Sanırım Gökova'da bisiklete binmek için bundan daha iyi bir bahane daha uygun bir ortam bulamam, bulamazsın, bulamazlar; bulunmaz...

Olay ise şudur...

GÖKOVA PEDALLARIMIN ALTINDA BİSİKLET BULUŞMASI–1

Arkadaşlar Merhaba,


Bizler Muğla Bisiklet Platformu çevresinde toplanmış, ülkemizde ve dış ülkelerde çok sayıda bisiklet turuna katılmış, amatör olarak uzun mesafe bisiklet sporu yapan, bisiklet yarışlarına katılan, bisiklet sporunun yaşamımızdaki hayati önemi ve toplumsal sağlık açısından güçlü rolüne inanan, doğayı aktif olarak seven ve koruyan bir ekibiz.

Muğla Bisiklet Platformu olarak amacımız bisiklet sporunu temel araç olarak kullanarak, insan sağlığı, toplum sağlığı ve çevre sağlığını korunmak, sağlıklı bir toplum için gerekli şartları yaratmak, yaşam kalitemizi düzeltmek, çevremizi yerel ve küresel açıdan korumaktır. Ülkemizde ve dünyada barışın sağlanmasının yanı sıra doğa dostu bir spor olan bisiklet turizmi yolu ile, ülkemizde spor ile turizmi birleştirmek, bir kültür ve turizm kenti olan ilimizde spor ile doğanın ve kültürün korunması, geliştirilmesi ve toplum içinde yaygınlaştırılması ve ülkemizde bir ilk olarak her yıl ilimizde bir bisiklet buluşması gerçekleştirilmesi, bu buluşmanın Gökova Körfezinde uluslar arası bir şenlik havasında her yıl tekrarlanarak gelenekselleştirilmesi için faaliyette bulunmaktır.

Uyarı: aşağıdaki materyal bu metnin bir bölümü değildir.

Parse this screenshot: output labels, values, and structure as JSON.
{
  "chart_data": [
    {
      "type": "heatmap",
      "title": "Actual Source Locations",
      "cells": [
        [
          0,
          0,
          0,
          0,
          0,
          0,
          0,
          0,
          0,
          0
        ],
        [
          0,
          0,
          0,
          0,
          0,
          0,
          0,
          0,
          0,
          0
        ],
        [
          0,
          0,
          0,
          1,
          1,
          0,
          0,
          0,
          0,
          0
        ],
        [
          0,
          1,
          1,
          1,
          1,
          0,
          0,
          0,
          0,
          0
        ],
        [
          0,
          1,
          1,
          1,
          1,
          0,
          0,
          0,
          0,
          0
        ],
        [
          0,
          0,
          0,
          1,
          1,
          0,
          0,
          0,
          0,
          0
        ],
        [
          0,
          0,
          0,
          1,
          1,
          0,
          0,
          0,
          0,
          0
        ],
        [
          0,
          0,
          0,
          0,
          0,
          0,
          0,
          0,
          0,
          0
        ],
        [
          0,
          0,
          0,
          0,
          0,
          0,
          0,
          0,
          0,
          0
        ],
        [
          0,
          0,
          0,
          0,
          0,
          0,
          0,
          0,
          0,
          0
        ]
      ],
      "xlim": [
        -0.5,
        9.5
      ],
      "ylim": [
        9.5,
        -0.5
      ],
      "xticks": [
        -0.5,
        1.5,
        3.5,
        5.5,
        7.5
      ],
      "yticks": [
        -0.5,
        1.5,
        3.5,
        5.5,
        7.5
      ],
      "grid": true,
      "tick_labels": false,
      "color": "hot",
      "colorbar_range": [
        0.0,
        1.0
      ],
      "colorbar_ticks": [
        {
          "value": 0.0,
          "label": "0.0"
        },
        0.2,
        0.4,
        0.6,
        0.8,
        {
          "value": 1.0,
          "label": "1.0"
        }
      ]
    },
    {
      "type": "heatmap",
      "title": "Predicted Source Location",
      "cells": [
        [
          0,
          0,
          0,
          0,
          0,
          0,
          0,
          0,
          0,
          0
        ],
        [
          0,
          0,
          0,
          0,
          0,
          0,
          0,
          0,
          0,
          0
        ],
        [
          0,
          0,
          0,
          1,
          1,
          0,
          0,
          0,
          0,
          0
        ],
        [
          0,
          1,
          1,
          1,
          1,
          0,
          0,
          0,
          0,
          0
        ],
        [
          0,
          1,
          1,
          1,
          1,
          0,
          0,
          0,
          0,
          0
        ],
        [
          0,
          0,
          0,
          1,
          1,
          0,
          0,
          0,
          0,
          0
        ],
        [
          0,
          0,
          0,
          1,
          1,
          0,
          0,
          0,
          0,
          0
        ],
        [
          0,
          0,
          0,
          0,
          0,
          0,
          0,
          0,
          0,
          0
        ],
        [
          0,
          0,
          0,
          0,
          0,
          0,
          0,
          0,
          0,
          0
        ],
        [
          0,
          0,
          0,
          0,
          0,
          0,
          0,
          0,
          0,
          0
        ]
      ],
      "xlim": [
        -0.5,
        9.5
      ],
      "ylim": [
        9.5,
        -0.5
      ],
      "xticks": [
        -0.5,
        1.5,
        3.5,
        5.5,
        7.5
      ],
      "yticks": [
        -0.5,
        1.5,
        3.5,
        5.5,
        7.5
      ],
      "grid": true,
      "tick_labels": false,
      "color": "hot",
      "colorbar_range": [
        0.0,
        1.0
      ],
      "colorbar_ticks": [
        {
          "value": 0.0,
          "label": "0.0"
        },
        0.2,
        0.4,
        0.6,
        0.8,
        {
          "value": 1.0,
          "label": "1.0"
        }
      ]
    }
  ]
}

Ekolojik bir spor dalı olan bisikletin aynı zamanda bir ulaşım modeli olarak ülkemizde bisiklet kullanımını ilerletmek ve teşvik etmek, ulaşım planlaması ve yönetimin dikkatini, bisikletlilerin gereksinimlerine çekmek, bisiklet turizminin, ülkemizde bir turizm alternatifi olarak gündeme sokulmasını sağlamak, çölleşmeyle mücadelede dünyaya örnek bir hareketi Türkiye'den başlatan TEMA ’nın mücadelesine destek vermektir.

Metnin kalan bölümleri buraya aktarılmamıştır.